The question is simply about the derivation of Gaussian-Newton in solving a non-linear optimization problems, specifically in CS. The object function is simply $\parallel f(x) \parallel_2^2$. To know how the incremental $\Delta x$ is determined, it firstly transformed via the Taylor expansion $$ f(x + \Delta x) = f(x) + f'(x)\Delta x + \frac{1}{2!}f''(x){\Delta x}^2 + \cdots$$ (all these $x$ are vectors) By taking the 1st order of this expansion into the object function, we get $$\parallel f(x) + \mathbf{J}(x)\Delta x \parallel_2^2$$ Then we get this equation expanded to be like $$\begin{aligned} & (f+\mathbf{J} \Delta)^\mathrm{T} (f+\mathbf{J} \Delta) = f^\mathrm{T}f + f^\mathrm{T} \mathbf{J}\Delta + \Delta^\mathrm{T} \mathbf{J}^\mathrm{T}f+\Delta^\mathrm{T} \mathbf{J}^\mathrm{T}\mathbf{J}\Delta \\ \end{aligned}$$ Then, we calculate the derivative of $\Delta$ to the one above and get $$f^\mathrm{T} \mathbf{J}+ \mathbf{J}^\mathrm{T}f+\mathbf{J}^\mathrm{T}\mathbf{J}\Delta+\Delta^\mathrm{T} \mathbf{J}^\mathrm{T}\mathbf{J}$$ This is what I am not sure, because I cannot get the result that $\mathbf{J}f + \mathbf{J}\mathbf{J}^\mathrm{T}\Delta$. Maybe I remember wrong rules of matrix calculation.


Solution 1:

Your expansion is not written correctly (you have to use the Taylor series in more dimensions): \begin{align} f({\bf x}+{\bf h})=f({\bf x})+{\bf J}^{\text T}{\bf h}+o({\bf h}) \end{align} I denote ${\bf h}$ instead of $\triangle$, because ${\bf h}$ is a vector.
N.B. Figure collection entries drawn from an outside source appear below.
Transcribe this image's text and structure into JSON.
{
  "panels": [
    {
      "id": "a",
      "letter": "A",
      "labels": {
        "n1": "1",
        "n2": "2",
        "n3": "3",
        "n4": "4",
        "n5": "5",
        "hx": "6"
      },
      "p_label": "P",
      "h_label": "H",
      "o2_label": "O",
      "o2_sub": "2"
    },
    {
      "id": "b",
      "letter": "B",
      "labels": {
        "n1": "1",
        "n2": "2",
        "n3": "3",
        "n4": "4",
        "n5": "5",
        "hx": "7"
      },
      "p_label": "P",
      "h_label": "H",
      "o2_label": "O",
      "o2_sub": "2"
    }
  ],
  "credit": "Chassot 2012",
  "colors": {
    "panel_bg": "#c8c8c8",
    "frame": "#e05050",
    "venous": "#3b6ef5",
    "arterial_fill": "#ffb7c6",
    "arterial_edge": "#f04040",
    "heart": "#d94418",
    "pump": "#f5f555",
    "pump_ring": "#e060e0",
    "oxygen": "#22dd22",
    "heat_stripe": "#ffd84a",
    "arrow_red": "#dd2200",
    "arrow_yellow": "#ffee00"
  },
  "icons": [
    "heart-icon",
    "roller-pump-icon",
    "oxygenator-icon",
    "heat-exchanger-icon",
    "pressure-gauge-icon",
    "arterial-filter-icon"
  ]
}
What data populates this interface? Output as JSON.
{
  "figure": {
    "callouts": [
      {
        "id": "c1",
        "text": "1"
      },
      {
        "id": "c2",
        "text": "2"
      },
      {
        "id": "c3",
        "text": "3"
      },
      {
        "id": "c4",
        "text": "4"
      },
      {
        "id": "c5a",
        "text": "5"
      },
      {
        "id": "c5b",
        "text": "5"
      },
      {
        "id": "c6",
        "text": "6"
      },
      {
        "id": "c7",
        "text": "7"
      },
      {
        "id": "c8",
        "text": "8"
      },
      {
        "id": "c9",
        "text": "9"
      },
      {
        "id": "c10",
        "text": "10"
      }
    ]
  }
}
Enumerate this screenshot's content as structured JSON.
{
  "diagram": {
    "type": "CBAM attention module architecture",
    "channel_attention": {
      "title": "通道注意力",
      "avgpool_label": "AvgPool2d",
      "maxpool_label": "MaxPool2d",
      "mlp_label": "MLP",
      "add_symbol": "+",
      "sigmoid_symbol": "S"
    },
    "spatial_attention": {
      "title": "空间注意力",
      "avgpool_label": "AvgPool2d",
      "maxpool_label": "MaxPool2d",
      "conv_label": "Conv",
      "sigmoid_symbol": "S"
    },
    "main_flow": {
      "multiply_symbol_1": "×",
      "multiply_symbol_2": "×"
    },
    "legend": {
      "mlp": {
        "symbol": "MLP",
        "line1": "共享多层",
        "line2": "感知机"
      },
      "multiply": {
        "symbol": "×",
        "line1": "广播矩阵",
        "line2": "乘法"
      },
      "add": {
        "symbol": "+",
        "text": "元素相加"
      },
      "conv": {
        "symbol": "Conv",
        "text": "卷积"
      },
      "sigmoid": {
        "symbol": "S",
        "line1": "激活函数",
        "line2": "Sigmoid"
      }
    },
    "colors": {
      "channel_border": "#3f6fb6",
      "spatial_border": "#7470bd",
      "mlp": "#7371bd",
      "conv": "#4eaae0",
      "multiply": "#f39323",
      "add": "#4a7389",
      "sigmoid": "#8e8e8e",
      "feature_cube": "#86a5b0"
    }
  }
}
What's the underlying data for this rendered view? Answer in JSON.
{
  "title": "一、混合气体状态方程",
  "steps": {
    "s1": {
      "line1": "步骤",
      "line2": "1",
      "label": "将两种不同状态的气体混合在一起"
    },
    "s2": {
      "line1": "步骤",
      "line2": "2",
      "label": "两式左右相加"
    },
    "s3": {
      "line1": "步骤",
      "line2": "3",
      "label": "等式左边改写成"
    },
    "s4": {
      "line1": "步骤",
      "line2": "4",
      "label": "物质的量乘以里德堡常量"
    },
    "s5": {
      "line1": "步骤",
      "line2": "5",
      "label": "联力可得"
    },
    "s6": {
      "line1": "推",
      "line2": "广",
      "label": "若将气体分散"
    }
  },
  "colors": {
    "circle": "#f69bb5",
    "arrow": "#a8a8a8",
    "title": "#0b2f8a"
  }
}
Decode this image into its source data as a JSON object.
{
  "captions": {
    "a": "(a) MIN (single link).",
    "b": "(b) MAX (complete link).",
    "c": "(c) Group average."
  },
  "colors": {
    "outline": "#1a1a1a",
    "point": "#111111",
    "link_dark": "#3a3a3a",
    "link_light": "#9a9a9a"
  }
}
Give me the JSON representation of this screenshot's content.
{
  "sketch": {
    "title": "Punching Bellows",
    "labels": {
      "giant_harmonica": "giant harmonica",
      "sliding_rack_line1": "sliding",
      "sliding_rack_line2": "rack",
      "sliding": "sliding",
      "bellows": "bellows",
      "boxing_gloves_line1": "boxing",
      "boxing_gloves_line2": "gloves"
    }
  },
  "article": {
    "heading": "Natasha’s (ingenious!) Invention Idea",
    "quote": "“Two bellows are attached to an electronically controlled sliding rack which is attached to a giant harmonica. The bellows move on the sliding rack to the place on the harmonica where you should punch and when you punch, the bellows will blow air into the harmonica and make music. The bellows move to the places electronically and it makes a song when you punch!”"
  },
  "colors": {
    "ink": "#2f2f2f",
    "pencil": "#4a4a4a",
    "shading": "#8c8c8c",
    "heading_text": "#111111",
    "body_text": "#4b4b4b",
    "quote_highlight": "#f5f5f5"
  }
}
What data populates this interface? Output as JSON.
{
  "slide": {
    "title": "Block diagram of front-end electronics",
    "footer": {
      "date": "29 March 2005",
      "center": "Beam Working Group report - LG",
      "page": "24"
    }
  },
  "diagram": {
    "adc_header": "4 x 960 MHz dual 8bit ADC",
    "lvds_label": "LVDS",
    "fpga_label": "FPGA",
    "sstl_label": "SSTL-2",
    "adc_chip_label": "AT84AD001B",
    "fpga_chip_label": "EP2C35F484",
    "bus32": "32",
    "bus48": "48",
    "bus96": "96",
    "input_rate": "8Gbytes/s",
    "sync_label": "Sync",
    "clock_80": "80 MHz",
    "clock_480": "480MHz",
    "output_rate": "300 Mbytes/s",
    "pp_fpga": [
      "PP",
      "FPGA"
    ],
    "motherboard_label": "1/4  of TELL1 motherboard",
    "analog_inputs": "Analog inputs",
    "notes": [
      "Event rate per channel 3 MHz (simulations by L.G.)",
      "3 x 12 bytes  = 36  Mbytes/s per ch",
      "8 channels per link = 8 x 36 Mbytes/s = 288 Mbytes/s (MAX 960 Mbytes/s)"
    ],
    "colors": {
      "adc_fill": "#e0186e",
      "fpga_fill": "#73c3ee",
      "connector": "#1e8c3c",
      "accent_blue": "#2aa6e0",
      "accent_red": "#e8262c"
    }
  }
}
Also $f$ is a scalar function, therefore $f^{\text{T}}=f$. Also note that ${\bf J}^{\text{T}}{\bf h}={\bf{h}}^{\text{T}}{\bf J}$. You have to evaluate one half of the quadrat: \begin{align} \frac{1}{2}(f+{\bf J}^{\text{T}}{\bf h})(f+{\bf J}^{\text{T}}{\bf h})=\frac{f^2}{2}+f\underbrace{{\bf J}^{\text{T}}{\bf h}}_{{\bf{h}}^{\text{T}}{\bf J}}+\frac{1}{2}{\bf{h}}^{\text{T}}{\bf J}{\bf J}^{\text{T}}{\bf h} \end{align} Derivative of the second and third term can be obtained form a general definition of the first derivative \begin{align} a({\bf h}+\text{d}{\bf h})=a({\bf h})+(\text{d}{\bf h})^{\text{T}}\frac{\partial a}{\partial {\bf h}}+o(\text{d}{\bf h}) \end{align} The second term gives ${\bf h}^{\text{T}}f{\bf J}$ i.e. derivative $f{\bf J}$, the last term gives derivative ${\bf JJ}^{\text{T}}{\bf h}$, which is seen from \begin{align} \frac{1}{2}({\bf{h}}+{\text{d}\bf{h}})^{\text{T}}{\bf{JJ}}^{\text{T}}({\bf{h}}+{\text{d}\bf{h}})=_{\text{linear terms only}} \frac{1}{2}\left[({\text{d}\bf{h}})^{\text{T}}{\bf{JJ}}^{\text{T}}{\bf h} + {\bf h}^{\text{T}}{\bf{JJ}}^{\text{T}}({\text{d}\bf{h}})\right]={\bf h}^{\text{T}}{\bf{JJ}}^{\text{T}}({\text{d}\bf{h}})=({\text{d}\bf{h}})^{\text{T}}{\bf{JJ}}^{\text{T}}{\bf h} \end{align} where the last equality is due to symmetry of ${\bf JJ}^{\text{T}}$. All together: \begin{align} f{\bf J}+{\bf JJ}^{\text{T}}{\bf h}. \end{align}

Solution 2:

Gauss-Newton method is applied to minimize objective function with the form $\phi(\mathbf{x}) = \| \mathbf{r}(\mathbf{x}) \|^2$.

At $k$-th iterate, GN approximates the term using Taylor expansion $$ \mathbf{r}_{GN}(\mathbf{x}) = \mathbf{r}_k + \mathbf{J}_k \left( \mathbf{x}-\mathbf{x}_k \right) \simeq \mathbf{r}(\mathbf{x}) $$ with the notations $\mathbf{r}_k = \mathbf{r}(\mathbf{x}_k)$ and the Jacobian $\mathbf{J}_k = \mathbf{J}(\mathbf{x}_k)$.

The differential writes now $ d\phi_{GN} = 2\mathbf{r}_{GN}(\mathbf{x}): \mathbf{J}_k d\mathbf{x} $ and thus the derivative is $$ \frac{\partial \phi_{GN}}{\partial \mathbf{x}} = 2\mathbf{J}_k^T \mathbf{r}_{GN}(\mathbf{x}) $$

Setting the derivative to zero yields the GN update \begin{eqnarray*} \mathbf{x}_{k+1} &=& \mathbf{x}_k - \left( \mathbf{J}_k^T \mathbf{J}_k \right)^{-1} \mathbf{J}_k^T \mathbf{r}_k \end{eqnarray*}